Friday's deaths are part of a year-long spiral of violence that shows no signs of abating, despite the fierce Israeli operation this week in the Jenin refugee camp. They follow a shooting on Thursday by a Hamas militant near an Israeli West Bank settlement that killed an Israeli soldier.
Monday's raid in the Jenin refugee camp bore the hallmarks of the second Palestinian uprising, a period of intense violence in the early 2000s that killed thousands. But the current round of fighting remains different from that one, mainly because it is more limited in scope, with Israeli military operations focused on several strongholds of Palestinian militants.
Israel has been staging raids in the West Bank for 16 months, expanding its activities in early 2022 in response to a spate of Palestinian attacks. The northern West Bank, which includes Nablus and Jenin and where the Palestinian Authority has less of a foothold, has been a major friction point.

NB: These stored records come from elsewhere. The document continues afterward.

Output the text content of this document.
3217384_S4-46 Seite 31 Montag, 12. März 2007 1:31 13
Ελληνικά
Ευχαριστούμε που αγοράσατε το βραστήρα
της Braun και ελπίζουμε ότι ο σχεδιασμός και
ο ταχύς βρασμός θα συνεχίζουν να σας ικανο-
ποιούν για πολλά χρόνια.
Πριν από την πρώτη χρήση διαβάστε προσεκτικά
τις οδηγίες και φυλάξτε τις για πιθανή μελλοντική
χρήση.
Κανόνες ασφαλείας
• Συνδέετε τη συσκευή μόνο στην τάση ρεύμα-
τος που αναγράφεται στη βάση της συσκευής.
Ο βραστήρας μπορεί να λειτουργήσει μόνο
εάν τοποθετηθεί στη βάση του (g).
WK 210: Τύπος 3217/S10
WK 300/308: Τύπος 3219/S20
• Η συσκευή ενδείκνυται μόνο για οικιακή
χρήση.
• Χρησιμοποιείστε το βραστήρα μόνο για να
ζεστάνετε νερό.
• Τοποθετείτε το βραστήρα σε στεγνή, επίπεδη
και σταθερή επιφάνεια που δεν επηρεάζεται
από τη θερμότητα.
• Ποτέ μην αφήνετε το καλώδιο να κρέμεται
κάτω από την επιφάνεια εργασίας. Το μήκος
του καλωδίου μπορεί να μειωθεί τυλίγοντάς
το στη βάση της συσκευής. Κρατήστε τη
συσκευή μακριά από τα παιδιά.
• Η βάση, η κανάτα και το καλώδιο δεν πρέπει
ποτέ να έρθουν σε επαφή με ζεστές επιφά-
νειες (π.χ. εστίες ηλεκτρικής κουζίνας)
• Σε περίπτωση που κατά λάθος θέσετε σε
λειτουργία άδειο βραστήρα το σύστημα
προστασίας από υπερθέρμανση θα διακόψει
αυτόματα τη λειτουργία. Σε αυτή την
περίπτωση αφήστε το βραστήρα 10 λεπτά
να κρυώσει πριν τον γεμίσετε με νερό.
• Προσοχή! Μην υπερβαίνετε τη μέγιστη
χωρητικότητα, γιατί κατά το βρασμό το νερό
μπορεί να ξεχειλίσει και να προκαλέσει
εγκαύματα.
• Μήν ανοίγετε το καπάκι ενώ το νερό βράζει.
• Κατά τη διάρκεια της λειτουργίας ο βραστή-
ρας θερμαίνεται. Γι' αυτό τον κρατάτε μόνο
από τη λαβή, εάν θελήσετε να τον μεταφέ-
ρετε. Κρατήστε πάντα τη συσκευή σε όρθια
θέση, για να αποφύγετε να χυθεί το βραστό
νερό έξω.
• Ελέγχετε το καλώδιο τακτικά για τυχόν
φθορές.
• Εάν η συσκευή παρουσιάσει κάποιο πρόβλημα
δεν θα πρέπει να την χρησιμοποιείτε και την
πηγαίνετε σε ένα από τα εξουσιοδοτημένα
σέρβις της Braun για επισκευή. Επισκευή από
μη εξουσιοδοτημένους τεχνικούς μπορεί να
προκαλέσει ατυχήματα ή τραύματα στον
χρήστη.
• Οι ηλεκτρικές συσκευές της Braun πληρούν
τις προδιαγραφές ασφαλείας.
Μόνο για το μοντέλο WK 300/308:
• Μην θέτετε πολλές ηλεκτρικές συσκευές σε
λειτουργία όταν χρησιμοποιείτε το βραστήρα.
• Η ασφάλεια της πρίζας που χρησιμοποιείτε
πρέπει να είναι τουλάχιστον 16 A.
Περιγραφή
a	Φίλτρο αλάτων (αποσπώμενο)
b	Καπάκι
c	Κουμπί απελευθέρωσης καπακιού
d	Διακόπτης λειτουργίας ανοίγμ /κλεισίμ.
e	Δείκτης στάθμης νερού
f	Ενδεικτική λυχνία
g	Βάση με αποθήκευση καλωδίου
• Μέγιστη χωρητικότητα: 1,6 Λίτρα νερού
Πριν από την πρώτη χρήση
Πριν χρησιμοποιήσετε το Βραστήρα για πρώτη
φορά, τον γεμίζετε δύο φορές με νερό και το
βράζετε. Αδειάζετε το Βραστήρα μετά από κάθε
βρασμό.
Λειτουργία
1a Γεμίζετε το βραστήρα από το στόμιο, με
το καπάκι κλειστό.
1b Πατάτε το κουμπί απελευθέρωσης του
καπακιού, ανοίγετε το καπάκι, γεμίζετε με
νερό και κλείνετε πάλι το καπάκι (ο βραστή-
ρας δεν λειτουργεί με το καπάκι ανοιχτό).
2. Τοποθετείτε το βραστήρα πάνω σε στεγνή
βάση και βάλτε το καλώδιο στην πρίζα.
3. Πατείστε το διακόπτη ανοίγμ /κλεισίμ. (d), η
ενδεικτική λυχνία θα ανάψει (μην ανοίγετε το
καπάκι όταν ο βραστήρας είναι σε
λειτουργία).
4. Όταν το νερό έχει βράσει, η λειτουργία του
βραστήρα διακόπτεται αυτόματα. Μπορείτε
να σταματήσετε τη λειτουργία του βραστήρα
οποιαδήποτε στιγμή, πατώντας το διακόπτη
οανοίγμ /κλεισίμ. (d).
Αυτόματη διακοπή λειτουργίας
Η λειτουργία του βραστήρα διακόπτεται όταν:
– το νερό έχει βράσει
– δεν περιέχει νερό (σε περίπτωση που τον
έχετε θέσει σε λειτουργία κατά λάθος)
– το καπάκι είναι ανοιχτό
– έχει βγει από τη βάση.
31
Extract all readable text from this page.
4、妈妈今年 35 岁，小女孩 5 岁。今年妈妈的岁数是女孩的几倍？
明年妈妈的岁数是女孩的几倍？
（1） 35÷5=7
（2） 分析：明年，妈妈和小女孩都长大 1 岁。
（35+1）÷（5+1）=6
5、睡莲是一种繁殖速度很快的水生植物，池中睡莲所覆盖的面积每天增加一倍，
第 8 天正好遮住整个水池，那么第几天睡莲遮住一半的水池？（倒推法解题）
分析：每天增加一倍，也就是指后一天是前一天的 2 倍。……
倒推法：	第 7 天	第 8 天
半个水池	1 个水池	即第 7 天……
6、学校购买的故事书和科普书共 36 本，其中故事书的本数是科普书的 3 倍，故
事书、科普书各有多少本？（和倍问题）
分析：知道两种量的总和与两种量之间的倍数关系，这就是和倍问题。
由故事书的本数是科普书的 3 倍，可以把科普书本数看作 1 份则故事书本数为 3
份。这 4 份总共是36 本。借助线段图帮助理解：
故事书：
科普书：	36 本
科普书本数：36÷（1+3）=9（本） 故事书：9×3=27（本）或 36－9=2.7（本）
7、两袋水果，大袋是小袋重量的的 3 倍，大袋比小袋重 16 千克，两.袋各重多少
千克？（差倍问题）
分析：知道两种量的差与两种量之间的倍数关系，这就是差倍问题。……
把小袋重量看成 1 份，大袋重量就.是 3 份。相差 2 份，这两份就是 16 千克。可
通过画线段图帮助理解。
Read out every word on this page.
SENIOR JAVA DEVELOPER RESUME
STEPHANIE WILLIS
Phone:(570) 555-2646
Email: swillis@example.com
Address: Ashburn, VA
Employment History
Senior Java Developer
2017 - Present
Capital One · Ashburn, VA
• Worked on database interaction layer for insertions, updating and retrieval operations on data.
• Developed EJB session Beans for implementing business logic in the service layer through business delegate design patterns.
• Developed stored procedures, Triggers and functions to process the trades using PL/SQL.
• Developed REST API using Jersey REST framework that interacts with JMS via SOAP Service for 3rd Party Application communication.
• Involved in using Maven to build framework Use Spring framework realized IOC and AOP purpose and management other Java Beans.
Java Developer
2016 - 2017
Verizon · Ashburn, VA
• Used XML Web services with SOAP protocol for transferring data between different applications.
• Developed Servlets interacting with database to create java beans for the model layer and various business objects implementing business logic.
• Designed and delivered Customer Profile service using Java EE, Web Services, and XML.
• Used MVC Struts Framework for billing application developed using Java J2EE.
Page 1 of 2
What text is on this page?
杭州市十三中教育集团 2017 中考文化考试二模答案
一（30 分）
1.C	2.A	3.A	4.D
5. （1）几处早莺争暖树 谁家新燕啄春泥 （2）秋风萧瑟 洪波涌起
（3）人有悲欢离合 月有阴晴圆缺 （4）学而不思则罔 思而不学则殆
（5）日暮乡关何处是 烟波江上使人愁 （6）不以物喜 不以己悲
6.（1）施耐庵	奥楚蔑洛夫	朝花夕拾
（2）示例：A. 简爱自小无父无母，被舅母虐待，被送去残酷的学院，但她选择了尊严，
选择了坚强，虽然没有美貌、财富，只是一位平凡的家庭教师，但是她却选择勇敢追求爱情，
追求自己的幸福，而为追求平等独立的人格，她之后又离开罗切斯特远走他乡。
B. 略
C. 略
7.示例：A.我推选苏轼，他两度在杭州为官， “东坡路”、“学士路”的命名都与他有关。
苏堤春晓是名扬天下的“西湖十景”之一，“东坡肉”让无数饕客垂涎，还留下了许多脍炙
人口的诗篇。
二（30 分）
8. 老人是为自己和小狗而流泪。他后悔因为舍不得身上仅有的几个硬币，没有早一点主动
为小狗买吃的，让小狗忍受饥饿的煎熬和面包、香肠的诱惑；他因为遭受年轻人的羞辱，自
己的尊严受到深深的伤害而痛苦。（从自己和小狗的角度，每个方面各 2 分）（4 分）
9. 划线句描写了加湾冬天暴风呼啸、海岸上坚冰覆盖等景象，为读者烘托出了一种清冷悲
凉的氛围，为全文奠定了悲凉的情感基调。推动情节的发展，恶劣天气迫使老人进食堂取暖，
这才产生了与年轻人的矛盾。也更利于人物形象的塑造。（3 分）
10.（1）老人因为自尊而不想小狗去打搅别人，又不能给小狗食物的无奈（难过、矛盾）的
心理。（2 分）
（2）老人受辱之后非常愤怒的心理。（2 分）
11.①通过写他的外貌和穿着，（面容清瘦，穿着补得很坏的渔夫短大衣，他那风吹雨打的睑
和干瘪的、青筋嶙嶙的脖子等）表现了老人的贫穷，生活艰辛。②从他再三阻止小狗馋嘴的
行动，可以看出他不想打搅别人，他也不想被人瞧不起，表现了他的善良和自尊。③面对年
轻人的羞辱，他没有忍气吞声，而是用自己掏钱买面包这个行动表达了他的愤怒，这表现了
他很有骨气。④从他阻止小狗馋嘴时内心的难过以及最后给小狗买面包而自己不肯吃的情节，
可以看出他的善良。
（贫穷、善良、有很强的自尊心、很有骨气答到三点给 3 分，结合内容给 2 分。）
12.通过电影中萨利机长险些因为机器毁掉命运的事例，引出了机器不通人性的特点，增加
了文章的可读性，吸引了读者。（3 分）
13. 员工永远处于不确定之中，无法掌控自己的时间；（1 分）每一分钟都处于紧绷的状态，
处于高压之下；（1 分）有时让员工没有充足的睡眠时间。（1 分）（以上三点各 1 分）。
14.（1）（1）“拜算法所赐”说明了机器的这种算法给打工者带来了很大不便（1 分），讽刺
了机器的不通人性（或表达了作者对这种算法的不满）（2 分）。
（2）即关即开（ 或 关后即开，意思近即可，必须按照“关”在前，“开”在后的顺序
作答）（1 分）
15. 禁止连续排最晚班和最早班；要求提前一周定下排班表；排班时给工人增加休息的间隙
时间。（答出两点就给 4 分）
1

Over 150 Palestinians have been killed this year in the West Bank, and Palestinian attacks targeting Israelis have killed at least 27 people.
Israel says most of the Palestinians killed have been militants. But stone-throwing youths protesting the incursions and people not involved in the confrontations have also been killed.
Israel captured the West Bank, east Jerusalem and the Gaza Strip in the 1967 Mideast war. The Palestinians seek those territories for their hoped-for independent state.